Criterios para la solución no han faltado. Desde la colonia un nutrido grupo de pensadores propusieron ideas y elaboraron proyectos para una agricultura basada en la pequeña propiedad agraria. Basta citar al Obispo Espada y a José Martí, quien lo resumió así: “Es rica una nación que cuenta muchos pequeños propietarios. No es rico el pueblo donde hay algunos hombres ricos, sino aquel donde cada uno tiene un poco de riqueza. En economía política y en buen gobierno, distribuir es hacer venturosos”.

“Los mayores peligros que hoy amenazan a la civilización -decía José Ortega Y Gasset- son la estatificación de la vida, el Intervencionismo del Estado, la absorción de toda espontaneidad social por el Estado; es decir, la anulación de la espontaneidad histórica, que en definitiva sostiene, nutre y empuja los destinos humanos.

El discurso actual del Gobierno de Cuba se plantea, de forma recurrente destrabar las fuerzas productivas, pero sin desatar los nudos. La Constitución de 1901 estableció que nadie podrá ser privado de su propiedad, sino por Autoridad competente y por causa justificada de utilidad pública. La Constitución de 1940 refrendó la existencia y legitimidad de la propiedad privada en su más amplio concepto de función social. Sin embargo, los que “quieren” desatar las fuerzas productivas son los mismos que refrendaron en la Constitución de 2019 que en Cuba rige la economías basada en la propiedad de todo el pueblo -precisamente de un pueblo que ni es dueño ni decide nada sobre la propiedad exclusiva del Estado- y subordina la propiedad privada a la estatal.

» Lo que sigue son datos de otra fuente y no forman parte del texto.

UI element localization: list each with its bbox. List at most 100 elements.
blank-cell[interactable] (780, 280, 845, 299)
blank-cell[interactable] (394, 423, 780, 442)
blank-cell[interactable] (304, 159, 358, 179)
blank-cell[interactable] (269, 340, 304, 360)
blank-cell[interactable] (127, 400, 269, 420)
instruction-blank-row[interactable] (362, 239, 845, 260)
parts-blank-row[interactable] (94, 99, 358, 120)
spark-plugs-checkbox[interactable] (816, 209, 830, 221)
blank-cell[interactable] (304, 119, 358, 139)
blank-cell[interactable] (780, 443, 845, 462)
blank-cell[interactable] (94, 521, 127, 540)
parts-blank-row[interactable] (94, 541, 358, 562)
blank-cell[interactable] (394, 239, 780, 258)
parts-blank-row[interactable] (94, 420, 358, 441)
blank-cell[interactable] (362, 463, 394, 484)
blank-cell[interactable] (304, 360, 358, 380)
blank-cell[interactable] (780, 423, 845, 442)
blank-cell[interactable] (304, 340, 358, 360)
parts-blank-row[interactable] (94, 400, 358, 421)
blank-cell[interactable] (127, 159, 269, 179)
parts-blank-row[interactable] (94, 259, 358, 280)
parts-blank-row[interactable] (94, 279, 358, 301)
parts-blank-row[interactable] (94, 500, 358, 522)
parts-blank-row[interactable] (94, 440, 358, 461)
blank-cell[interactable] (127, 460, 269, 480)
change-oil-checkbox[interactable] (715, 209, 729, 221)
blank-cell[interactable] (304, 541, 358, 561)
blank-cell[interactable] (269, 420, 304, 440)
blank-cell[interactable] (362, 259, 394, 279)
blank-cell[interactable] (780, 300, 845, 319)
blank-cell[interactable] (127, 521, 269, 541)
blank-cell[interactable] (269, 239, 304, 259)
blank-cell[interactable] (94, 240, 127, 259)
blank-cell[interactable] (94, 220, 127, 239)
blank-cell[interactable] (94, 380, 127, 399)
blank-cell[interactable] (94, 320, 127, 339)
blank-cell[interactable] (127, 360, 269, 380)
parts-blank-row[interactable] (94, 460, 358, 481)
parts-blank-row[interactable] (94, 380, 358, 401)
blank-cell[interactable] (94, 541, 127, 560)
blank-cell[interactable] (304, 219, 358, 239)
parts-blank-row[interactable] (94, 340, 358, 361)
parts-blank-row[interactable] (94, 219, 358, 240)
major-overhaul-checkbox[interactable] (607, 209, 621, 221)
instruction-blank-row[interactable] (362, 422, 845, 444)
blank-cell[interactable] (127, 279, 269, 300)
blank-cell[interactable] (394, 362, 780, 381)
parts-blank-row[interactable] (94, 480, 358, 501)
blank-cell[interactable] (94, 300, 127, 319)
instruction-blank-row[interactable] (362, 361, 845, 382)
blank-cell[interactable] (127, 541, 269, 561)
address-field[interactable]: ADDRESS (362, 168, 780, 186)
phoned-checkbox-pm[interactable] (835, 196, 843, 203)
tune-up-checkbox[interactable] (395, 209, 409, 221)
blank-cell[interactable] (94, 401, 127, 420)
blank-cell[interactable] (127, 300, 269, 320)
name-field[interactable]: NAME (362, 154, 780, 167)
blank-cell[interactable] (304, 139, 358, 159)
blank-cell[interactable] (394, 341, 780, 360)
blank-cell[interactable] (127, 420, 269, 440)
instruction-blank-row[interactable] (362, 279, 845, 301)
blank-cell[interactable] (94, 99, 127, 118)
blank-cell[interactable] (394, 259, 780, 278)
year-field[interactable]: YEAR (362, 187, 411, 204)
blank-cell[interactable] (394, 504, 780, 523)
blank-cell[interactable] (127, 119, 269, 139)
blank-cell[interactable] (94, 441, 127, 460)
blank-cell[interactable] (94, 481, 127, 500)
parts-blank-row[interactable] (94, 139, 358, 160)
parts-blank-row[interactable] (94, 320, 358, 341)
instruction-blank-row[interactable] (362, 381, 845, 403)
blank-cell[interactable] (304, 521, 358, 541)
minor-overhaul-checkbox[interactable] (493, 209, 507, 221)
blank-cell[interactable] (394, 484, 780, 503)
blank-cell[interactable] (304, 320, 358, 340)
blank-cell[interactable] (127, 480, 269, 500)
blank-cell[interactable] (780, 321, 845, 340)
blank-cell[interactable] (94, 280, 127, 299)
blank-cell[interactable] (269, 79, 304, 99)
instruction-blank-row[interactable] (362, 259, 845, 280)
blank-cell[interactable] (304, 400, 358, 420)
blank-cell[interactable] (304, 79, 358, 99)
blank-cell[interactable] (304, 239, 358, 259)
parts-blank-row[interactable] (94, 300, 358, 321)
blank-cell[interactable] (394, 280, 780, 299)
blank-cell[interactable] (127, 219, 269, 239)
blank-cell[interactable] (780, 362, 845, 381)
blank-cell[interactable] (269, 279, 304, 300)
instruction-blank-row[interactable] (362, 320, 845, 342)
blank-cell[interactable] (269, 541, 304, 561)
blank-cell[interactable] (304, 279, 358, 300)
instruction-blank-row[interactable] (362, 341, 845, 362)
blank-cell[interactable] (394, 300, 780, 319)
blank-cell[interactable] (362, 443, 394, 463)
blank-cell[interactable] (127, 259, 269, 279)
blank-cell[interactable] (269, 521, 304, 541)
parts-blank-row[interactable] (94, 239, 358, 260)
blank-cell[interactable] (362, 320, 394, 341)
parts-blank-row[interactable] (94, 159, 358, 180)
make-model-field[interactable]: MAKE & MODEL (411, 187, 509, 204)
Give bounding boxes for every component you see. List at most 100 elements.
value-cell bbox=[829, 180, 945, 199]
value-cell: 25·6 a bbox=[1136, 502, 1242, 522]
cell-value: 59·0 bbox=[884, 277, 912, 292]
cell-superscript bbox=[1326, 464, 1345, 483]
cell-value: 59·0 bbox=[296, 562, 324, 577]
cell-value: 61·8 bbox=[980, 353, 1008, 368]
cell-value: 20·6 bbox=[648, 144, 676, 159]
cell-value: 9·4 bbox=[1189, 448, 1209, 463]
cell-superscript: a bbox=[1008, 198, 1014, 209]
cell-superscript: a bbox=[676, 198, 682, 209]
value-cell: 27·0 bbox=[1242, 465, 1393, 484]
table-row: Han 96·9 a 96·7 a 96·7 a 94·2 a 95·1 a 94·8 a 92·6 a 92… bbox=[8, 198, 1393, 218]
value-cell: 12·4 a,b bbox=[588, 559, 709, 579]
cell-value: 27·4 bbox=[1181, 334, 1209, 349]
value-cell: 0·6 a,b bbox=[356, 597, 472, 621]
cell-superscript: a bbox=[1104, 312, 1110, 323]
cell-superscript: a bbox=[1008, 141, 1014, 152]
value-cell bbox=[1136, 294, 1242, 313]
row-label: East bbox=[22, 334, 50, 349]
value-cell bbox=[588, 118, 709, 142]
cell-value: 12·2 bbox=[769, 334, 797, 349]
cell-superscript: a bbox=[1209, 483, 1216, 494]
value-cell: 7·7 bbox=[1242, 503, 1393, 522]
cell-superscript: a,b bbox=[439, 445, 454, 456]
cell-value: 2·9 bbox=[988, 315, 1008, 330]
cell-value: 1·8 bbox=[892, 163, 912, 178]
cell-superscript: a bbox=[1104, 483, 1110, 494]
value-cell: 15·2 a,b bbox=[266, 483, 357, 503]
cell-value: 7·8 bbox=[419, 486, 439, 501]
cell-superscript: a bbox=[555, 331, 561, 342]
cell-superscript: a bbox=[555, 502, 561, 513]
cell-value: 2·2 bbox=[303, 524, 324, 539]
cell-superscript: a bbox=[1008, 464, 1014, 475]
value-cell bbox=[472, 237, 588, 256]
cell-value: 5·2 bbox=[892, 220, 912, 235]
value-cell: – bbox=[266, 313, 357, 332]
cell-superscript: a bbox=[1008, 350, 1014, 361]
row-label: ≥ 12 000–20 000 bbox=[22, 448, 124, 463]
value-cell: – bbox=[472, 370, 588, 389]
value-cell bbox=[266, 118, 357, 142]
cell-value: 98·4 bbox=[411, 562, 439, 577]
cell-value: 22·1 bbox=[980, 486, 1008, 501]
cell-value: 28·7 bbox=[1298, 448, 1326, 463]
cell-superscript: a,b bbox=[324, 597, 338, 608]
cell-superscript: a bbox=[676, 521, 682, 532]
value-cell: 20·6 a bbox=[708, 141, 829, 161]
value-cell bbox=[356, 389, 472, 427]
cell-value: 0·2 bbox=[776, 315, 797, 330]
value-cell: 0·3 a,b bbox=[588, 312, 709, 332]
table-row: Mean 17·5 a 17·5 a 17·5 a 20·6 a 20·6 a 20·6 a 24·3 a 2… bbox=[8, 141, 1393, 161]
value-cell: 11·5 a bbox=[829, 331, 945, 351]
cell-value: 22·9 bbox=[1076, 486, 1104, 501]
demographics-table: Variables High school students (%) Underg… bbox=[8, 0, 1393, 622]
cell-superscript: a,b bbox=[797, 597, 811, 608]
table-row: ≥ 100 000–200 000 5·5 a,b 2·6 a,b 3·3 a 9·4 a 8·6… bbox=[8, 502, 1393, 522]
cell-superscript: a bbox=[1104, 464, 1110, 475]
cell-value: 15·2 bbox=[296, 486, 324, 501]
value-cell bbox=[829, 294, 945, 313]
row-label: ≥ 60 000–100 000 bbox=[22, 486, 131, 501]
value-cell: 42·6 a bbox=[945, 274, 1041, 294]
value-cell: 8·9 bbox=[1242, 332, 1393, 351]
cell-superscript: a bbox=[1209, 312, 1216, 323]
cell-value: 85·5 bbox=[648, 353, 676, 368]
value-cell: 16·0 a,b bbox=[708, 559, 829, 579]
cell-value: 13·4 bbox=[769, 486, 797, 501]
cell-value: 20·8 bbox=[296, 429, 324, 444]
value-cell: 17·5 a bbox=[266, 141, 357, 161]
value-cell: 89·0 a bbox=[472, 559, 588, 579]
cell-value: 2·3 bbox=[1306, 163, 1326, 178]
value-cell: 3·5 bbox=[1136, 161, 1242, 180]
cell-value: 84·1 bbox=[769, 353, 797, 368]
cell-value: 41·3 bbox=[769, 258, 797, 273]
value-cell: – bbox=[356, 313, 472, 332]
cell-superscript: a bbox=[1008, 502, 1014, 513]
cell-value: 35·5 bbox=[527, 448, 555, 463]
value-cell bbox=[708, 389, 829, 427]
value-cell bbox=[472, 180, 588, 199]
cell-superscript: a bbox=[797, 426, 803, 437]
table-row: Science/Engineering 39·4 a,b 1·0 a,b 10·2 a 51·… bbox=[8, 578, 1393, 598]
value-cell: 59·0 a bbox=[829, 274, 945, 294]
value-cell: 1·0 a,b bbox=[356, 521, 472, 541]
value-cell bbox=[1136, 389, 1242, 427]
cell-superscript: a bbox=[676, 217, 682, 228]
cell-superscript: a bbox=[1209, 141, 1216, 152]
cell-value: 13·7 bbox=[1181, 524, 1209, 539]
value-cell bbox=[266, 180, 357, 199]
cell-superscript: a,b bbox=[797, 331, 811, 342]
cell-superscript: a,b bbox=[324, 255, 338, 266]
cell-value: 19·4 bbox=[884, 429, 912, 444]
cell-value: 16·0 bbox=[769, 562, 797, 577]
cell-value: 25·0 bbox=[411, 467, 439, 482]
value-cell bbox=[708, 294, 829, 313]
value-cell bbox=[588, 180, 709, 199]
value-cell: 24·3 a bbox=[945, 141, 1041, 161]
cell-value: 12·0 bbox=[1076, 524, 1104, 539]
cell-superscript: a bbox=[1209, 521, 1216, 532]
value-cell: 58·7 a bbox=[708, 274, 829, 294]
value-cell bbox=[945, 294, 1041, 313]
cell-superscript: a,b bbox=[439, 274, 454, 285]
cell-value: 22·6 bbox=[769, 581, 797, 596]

En fin, que la estatización ha repercutido y está repercutiendo negativamente sobre el arraigo, la cultura de pertenencia y el inconcluso proceso de conformación de la nación. Se impone, por este o por el gobierno que lo sustituya, desatar realmente las fuerzas productivas y eso no es posible ni desde el modelo totalitario ni desde el actual gobierno, carente de voluntad política para acometer la solución de esa insoslayable necesidad.